Democrats in Congress, joined by some Republicans, have renewed efforts to legalize such purchases, and many of the nation’s governors plan to hold a “summit on prescription drug re-importation” here on Tuesday. Earlier this week, Los Angeles City Councilman Dennis P. Zine said the city could save millions of dollars if it purchased medications for municipal employees from Canada.

Millions of older Americans order drugs over the Internet or from Canada, where government-imposed price controls can make them 50% cheaper than the same medications sold in the United States. For years, the U.S. government has largely ignored those illegal purchases. But the Bush administration sharpened its rhetoric after several cities and states, including California, considered proposals to buy drugs from Canada and two cities -- Springfield, Mass., and Montgomery, Ala. -- began doing so.

The FDA has threatened to take legal action against city or state governments that implement drug-importation programs, and it has joined with pharmacists’ associations in Illinois and California in public-information campaigns designed to discourage consumers from buying medications from Canada.

McClellan said Wednesday that the anticounterfeiting measures proposed in his agency’s report were designed “only for the U.S. legal drug supply.”

“When you go outside of that system, it really is, unfortunately, a ‘buyer beware’ situation. And this report does not provide the solution to that problem,” he said.

Thompson acknowledged the political pressure to legalize drug imports, noting that the new Medicare law requires his department to complete a study of the issue by next year.

But for now, McClellan said, the FDA has “neither the legal authorities to provide effective oversight nor the resources” to ensure that drugs imported into the country are safe.

Administration officials expressed more confidence in their ability to control drug counterfeiting. Most promising, they said, is the development of so-called track-and-trace technologies. Putting tiny computer chips, about a third the size of a grain of rice, behind the labels of pill bottles would allow retailers and pharmacists to ensure the legality of a medication and track its movement from manufacturer to patient, they said.

The implementation of this “electronic pedigree” should cost about a dollar per prescription, officials said, predicting widespread use of the technology by 2007.

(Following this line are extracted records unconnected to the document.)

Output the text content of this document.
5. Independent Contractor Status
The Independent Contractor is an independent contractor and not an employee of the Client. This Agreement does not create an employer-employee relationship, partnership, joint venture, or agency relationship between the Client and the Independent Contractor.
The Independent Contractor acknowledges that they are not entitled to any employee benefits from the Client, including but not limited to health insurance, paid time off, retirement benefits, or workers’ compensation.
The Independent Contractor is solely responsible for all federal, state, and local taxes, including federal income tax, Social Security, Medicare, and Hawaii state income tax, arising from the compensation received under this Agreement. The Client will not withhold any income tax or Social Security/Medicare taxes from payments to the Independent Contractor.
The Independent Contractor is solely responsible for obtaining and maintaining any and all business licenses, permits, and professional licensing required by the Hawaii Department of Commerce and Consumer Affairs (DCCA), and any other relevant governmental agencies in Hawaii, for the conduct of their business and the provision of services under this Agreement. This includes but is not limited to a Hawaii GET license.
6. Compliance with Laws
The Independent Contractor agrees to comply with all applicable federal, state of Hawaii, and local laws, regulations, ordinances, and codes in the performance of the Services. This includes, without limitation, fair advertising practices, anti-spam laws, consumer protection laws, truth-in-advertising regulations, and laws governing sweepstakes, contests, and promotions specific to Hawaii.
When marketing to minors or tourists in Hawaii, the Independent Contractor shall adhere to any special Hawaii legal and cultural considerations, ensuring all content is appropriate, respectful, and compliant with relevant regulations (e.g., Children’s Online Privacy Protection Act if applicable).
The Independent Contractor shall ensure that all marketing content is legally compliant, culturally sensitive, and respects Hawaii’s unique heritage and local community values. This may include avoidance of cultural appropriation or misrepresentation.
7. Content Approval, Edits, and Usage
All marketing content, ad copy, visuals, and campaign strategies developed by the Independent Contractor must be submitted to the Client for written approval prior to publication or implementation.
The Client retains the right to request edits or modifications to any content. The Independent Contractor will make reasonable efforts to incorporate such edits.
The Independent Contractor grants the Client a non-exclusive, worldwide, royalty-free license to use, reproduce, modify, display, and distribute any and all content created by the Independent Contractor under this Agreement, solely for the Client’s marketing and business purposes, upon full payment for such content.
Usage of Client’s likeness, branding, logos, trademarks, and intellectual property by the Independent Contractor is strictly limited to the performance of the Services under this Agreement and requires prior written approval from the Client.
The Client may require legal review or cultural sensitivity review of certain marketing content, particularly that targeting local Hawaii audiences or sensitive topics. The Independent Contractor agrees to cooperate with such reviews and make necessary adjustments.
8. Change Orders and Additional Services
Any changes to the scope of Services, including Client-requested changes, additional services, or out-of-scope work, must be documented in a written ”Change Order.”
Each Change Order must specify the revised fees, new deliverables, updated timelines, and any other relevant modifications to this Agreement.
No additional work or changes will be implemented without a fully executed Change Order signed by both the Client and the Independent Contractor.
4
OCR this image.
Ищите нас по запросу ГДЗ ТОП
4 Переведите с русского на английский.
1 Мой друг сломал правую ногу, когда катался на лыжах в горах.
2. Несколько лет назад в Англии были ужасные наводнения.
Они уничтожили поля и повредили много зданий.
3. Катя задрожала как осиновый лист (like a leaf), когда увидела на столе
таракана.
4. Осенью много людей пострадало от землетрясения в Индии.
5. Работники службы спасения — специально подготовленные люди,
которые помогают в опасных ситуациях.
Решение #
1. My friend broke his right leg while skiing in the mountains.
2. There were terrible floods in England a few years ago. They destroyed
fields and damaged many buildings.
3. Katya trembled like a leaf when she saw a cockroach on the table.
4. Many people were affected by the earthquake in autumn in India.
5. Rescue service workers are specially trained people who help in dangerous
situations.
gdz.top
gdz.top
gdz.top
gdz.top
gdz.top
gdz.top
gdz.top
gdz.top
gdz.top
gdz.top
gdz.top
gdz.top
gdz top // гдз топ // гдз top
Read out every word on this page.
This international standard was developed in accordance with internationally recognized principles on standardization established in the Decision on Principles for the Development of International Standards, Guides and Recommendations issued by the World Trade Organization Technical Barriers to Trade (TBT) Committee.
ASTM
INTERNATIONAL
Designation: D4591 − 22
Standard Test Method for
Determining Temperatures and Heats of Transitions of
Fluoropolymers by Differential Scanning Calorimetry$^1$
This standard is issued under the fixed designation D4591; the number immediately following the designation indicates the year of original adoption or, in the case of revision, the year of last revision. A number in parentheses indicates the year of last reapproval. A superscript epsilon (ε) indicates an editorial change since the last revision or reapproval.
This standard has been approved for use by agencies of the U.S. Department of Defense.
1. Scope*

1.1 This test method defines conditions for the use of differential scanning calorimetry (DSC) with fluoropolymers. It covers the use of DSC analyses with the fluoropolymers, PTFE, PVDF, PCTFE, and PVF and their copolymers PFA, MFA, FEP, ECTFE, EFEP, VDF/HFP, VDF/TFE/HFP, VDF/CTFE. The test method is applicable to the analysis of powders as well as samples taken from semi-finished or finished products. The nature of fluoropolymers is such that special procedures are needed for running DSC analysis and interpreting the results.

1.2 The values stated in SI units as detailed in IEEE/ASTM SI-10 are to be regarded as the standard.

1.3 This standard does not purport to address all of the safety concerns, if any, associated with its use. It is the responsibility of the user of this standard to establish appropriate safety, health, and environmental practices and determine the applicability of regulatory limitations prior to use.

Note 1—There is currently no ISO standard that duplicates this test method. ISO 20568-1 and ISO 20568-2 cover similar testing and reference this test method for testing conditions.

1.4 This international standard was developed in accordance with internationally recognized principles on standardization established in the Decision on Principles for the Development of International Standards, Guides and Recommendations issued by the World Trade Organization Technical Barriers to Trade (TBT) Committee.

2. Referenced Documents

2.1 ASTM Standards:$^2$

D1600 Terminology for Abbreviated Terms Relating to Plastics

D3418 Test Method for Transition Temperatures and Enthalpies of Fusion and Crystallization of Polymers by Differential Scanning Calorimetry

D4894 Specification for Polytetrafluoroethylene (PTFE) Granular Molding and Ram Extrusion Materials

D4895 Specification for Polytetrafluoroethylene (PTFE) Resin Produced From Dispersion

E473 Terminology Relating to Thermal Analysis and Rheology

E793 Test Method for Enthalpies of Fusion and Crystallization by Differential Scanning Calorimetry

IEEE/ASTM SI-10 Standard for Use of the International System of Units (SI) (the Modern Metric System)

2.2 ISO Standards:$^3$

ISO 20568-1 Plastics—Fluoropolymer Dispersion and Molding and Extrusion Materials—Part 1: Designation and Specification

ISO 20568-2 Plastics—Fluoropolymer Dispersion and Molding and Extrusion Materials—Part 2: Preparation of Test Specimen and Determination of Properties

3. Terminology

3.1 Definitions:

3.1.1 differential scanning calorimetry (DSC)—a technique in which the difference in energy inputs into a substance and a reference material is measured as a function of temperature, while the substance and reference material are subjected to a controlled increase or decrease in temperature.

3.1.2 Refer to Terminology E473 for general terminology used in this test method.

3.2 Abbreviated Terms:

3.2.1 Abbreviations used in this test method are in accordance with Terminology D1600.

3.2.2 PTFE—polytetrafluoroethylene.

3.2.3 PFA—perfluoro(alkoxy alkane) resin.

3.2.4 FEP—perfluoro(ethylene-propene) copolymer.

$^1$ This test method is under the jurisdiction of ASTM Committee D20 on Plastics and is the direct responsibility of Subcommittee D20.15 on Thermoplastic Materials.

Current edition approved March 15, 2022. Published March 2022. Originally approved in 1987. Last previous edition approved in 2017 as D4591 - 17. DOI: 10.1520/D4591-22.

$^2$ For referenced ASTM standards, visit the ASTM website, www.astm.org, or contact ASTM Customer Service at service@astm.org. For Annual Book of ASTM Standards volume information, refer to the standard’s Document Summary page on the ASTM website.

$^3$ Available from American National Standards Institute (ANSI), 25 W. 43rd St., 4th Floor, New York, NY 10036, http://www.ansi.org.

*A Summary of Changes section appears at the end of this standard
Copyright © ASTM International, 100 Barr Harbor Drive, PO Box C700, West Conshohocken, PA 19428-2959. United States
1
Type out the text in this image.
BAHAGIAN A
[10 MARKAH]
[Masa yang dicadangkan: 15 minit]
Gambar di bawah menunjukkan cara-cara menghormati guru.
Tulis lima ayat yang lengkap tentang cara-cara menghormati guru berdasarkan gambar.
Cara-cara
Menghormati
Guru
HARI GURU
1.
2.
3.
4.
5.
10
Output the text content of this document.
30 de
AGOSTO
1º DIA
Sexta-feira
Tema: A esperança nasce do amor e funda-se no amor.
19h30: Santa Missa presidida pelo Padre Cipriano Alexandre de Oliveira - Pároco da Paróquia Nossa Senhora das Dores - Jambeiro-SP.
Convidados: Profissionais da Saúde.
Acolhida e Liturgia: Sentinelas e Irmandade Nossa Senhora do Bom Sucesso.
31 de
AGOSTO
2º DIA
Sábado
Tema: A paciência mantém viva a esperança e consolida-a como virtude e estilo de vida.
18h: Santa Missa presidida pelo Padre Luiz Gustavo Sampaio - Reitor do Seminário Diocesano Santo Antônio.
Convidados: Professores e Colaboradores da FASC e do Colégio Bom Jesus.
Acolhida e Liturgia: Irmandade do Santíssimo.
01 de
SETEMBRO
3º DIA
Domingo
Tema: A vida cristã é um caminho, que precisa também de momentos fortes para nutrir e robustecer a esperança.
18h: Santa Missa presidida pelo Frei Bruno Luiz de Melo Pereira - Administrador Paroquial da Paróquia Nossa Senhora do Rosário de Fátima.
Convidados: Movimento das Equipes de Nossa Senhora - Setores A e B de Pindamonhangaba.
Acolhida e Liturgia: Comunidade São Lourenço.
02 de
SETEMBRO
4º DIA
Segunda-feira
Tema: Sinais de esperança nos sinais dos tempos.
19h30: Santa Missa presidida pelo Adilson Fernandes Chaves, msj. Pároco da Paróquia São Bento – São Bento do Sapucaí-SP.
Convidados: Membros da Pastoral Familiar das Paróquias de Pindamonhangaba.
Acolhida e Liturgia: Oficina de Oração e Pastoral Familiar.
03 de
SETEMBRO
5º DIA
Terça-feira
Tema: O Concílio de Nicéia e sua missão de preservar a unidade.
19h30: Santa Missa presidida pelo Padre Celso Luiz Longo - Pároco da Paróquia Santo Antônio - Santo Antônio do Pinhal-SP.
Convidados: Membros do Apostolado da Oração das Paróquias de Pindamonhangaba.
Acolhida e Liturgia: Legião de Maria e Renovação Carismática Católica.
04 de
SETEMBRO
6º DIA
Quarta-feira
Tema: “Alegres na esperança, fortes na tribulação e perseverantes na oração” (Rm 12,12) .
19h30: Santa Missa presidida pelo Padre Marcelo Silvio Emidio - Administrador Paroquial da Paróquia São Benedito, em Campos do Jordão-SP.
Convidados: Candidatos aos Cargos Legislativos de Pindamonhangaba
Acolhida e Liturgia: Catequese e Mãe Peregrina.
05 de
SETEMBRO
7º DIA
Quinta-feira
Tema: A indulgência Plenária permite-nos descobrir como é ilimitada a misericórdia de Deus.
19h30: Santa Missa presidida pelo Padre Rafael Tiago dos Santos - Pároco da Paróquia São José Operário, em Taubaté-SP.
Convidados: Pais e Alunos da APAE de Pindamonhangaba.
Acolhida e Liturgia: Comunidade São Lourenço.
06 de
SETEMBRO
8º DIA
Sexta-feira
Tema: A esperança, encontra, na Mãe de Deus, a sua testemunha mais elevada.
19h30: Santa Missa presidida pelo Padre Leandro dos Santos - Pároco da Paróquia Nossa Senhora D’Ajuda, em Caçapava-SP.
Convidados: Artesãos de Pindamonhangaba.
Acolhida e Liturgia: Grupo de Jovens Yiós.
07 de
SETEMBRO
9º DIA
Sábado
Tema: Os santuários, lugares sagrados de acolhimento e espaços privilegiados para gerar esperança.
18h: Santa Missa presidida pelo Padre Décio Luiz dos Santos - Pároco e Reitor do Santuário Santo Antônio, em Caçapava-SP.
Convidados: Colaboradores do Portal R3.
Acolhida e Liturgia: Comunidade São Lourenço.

Current law requires the drug industry to use a paper-based tracking system, but with distributors and retailers balking at the cost and the logistics, it has never been enforced. The FDA’s new report -- endorsed by the Pharmaceutical Research and Manufacturers of America, the American Medical Assn., the National Assn. of Boards of Pharmacy and other industry groups -- indicated that the agency intends to further delay implementation of the paper-pedigree requirement until December 2006.

By then, the government expects most industry groups to be using the voluntary electronic tracking technology.

“The FDA is not going to require this by regulation,” said William Hubbard, the FDA’s senior associate commissioner.